Wednesday, August 15, 2007

In Real Life That Courtroom Drama Shit Just Don't Work

Los Angeles, CA

I have refrained on commenting on Phil Spector, inventor of the Wall of Sound and all around crazy motherfucker, and his current troubles. Mostly, because everyone else has.

On the odd chance you've been living under a rock and haven't heard of this, Phil has been accused of shooting Lana Clarkson in the head at his home. Blood was found speckled on his jacket, and the prosecution's theory is that it could only have gotten there if he'd pulled the trigger.

Not so fast. Turns out that defense attorneys got one of their expert witnesses to testify that in fact, no, Mr. Spector didn't need to be the one to pull the trigger as Ms Clarkson's spine hadn't been severed by the bullet, allowing her to possibly continue coughing up blood, potentially spattering Mr. Spector's clothes. Seems he was at the autopsy and went over all of the forensics reports.

Great move, defense. Only problem is that they didn't tell the prosecution they were going to do it.

See, there's this little thing called "Discovery" where everyone's supposed to be on the same page and know what the other people know. No surprises, no last minute witnesses, new evidence, nothing. Unless both sides know about it first.

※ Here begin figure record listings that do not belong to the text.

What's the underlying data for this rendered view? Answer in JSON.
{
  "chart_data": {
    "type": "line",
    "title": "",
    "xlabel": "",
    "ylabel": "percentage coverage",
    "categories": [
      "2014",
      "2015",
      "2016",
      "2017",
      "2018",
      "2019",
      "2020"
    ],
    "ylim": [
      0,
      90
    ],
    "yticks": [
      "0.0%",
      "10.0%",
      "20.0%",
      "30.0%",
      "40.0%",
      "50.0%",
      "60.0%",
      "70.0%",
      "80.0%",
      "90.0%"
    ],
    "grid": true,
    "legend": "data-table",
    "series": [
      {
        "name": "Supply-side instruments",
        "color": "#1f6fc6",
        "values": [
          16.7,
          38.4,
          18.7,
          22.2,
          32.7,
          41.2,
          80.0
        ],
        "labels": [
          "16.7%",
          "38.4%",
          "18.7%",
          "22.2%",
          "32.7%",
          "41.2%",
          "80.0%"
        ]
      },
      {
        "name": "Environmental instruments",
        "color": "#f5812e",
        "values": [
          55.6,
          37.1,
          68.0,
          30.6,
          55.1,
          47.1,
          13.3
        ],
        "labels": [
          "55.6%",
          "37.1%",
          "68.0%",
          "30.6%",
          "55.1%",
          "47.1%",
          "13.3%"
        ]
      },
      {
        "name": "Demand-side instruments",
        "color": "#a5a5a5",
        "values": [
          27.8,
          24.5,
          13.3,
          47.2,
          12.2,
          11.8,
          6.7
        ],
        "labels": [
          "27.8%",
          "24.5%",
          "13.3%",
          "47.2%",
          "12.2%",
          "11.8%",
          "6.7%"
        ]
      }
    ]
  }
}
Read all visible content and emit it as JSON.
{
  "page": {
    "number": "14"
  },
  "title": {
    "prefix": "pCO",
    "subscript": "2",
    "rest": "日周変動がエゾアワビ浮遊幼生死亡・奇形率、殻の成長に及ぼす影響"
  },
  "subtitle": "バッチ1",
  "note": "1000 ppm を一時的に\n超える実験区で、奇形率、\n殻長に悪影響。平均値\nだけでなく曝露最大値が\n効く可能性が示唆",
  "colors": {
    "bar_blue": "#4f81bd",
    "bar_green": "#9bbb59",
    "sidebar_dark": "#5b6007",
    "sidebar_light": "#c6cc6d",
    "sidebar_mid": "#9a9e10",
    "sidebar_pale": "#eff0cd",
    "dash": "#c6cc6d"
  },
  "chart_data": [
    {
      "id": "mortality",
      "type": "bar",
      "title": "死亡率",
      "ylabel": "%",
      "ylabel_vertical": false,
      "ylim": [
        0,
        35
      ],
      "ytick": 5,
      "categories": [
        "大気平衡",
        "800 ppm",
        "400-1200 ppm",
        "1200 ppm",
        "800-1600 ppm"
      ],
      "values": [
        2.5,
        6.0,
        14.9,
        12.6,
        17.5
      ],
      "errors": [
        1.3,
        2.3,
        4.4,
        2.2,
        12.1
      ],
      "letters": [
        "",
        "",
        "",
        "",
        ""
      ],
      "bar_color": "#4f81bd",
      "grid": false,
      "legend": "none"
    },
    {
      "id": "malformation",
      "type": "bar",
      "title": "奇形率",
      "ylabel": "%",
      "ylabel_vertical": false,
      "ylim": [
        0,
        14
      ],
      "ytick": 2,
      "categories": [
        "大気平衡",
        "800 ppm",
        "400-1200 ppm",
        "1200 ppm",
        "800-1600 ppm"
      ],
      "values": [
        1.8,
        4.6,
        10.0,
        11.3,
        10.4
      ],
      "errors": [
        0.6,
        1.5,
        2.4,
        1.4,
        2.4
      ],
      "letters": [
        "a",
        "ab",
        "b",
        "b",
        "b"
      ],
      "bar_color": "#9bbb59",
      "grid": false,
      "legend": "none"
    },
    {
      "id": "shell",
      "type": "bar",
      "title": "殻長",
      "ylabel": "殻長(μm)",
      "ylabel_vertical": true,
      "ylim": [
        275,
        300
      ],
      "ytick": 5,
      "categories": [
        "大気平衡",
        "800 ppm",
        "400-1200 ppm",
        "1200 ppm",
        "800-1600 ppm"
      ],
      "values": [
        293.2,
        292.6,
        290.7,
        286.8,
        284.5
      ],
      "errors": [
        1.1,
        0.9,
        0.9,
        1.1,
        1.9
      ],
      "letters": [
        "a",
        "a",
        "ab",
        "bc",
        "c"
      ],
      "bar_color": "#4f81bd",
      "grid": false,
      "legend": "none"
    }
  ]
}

Needless to say, the judge is not happy, but that's a moot point if it puts some doubt into the minds of the jurors.


JD Rhoades said...

Usually, it's the other way around...the prosecutor suddenly "remembers" they forgot to give you the statement of the witness who says the prosecuting witness is a pathological liar. And it's a week before trial in a capital case. This actually just happened to a friend of mine, and the judge refused to continue the case to give him time to run the witness down.

Steven said...

I would think you wouldn't need all that much time to run a witness down if there's enough horsepower under the hood of the car... Even an especially dodgy witness can only run 20-25 mph, tops.